A curling postcard advert, stuck to the village shop’s window: ‘Joe Peat. Building work. Odd jobs. House ’n’ garden. No job too small …’ Jessie leaves a voicemail for him. The surname, Peat, is reassuring. She also scribbles down the details of local toddler groups. And although she doesn’t go to any, not yet, she feels she’s accomplished something at least.
Friday, the day Will returns: Jessie realizes she’s been holding her breath all week. The world lightens. The sun comes out, filtering through saffron leaves. The air smells of woodsmoke drifting along the river from the village. Jessie arranges a mental good-news list of happy family anecdotes to recount to Will on his return – blackberry foraging with the girls, the trip to the ancient stones at sunset with a flask of cocoa. There’s another list of things she won’t worry him with – Joe Peat not calling back, the evening Bella took Romy bat-spotting in the Wilderness and lost her for ten minutes. After settling Romy with the alphabet bricks from the attic, Jessie pulls out her most trusted recipe book, stained with golden syrup and olive oil and the sweat of teaching herself how to cook for a family after years of living happily on salad bags and microwave falafel. She will cook everything better, she tells herself. She will cook a meal as good as anything Mandy might have made, adds a small insecure voice in her head.

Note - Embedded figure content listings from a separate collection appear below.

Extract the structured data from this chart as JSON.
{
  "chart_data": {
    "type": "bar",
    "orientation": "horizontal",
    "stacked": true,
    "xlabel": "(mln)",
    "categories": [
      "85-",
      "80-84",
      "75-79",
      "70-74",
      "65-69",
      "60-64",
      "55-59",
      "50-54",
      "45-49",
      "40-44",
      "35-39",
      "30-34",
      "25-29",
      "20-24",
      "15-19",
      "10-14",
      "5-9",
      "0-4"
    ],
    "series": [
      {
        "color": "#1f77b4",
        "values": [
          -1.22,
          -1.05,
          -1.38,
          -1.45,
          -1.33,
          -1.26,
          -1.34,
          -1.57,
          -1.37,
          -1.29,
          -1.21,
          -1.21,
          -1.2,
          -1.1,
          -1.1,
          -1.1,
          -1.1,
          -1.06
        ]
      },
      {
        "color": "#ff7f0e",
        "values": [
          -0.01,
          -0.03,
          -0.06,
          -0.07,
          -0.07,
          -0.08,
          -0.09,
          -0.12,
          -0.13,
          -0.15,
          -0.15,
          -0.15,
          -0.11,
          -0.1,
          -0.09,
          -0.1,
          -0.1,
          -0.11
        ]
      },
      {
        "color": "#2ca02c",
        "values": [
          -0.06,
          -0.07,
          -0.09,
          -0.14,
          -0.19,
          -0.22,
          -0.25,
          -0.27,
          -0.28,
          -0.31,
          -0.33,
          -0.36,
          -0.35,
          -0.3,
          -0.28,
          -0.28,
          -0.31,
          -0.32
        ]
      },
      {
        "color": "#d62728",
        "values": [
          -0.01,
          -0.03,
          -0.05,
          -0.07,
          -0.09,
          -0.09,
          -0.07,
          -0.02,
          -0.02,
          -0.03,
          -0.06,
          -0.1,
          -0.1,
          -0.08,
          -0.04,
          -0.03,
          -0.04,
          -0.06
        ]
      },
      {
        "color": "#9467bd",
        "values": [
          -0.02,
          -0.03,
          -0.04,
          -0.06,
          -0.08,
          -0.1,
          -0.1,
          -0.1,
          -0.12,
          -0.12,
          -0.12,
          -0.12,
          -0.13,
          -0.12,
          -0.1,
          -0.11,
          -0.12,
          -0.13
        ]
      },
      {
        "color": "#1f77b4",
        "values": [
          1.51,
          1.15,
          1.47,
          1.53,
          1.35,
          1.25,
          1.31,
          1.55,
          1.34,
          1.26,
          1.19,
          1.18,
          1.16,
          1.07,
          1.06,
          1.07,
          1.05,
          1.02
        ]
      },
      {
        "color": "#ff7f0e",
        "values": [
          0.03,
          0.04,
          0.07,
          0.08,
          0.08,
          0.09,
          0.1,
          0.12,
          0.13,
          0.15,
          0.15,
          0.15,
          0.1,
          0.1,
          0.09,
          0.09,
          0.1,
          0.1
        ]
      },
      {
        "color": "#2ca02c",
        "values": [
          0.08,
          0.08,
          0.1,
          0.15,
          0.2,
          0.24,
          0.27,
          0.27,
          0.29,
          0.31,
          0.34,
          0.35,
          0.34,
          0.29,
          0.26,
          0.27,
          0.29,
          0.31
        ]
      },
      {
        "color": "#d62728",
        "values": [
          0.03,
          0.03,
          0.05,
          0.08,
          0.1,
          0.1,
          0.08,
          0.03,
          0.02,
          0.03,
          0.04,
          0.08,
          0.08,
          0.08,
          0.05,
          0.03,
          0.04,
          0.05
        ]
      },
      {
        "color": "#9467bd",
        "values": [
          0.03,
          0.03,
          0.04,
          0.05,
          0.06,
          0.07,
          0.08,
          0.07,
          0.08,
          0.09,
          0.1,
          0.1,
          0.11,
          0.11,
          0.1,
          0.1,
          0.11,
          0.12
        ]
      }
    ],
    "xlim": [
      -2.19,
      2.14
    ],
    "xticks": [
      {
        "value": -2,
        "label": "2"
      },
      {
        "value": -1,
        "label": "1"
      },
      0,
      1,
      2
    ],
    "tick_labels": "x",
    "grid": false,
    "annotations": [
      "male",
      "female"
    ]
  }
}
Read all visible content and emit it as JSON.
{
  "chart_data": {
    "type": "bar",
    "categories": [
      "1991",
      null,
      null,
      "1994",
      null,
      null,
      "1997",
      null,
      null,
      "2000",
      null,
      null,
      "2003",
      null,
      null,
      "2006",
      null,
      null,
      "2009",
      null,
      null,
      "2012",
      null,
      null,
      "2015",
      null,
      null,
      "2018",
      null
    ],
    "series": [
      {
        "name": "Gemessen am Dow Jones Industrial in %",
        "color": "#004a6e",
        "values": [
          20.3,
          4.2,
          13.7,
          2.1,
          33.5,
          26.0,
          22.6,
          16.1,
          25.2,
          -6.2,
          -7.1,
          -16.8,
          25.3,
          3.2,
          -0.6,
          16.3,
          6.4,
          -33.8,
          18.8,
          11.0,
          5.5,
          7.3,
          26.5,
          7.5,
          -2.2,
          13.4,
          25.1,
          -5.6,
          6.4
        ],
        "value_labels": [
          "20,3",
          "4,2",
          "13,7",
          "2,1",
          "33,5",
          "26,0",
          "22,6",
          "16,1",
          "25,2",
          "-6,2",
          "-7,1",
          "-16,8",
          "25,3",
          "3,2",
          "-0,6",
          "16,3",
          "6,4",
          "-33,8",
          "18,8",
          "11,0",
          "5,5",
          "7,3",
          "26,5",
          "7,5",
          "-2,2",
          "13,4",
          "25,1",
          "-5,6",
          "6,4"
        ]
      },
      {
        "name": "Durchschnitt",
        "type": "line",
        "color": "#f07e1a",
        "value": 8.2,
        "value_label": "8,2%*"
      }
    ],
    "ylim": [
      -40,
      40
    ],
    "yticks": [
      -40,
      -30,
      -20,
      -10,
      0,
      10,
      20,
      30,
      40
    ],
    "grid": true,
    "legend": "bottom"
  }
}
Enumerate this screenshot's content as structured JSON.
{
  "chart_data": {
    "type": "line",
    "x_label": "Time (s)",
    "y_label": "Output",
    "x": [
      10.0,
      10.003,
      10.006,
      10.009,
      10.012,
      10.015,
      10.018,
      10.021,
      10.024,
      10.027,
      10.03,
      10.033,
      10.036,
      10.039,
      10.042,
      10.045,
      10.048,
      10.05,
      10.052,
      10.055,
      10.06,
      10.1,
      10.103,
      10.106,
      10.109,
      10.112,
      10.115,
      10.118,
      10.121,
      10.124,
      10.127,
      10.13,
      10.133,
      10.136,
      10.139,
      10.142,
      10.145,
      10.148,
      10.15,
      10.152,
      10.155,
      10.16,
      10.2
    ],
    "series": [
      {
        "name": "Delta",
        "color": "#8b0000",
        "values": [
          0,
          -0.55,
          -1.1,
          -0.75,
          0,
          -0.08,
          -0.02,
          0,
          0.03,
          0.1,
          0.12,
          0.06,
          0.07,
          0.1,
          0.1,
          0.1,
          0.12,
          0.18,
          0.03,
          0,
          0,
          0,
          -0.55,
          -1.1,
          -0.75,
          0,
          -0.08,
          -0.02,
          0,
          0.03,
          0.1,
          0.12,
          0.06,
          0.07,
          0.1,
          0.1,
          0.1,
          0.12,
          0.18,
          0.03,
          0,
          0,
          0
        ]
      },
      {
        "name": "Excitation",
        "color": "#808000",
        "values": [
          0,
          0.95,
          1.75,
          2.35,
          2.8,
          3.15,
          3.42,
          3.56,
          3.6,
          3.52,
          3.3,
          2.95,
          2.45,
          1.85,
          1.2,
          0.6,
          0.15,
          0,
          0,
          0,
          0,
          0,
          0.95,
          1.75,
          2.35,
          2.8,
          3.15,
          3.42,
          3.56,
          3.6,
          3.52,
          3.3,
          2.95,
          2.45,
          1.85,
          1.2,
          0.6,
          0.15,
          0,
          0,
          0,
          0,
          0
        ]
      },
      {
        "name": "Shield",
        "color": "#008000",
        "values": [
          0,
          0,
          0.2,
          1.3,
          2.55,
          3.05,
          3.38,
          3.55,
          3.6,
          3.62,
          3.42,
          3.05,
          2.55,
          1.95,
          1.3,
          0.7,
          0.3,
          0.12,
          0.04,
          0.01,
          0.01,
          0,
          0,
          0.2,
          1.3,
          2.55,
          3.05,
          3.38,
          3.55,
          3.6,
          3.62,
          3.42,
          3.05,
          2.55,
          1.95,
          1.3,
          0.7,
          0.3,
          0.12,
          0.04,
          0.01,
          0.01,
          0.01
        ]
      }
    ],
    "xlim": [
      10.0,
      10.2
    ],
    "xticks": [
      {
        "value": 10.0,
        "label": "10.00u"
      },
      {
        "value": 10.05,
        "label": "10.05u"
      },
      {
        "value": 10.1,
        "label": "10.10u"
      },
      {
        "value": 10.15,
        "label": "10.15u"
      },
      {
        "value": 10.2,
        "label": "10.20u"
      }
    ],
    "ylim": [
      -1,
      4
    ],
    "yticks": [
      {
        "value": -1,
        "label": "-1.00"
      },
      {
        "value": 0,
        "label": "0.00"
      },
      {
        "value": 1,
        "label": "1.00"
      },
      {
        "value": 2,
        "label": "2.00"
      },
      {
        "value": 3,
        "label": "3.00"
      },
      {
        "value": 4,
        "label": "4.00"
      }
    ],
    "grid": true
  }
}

Will’s running late. Really late. Jessie hangs on until the chicken is smoking. It is shrivelled, the potatoes burned to a crisp. She puts out crumpled linen napkins anyway, sticks beeswax candles into old wine bottles and turns out the kitchen’s bright striplight. The candlelight flickers against the bulging walls and beams, making the fireplace look dark and deep as a cave, throwing the whole room back into a different era. Romy clings to her leg. She pours herself a large glass of red wine.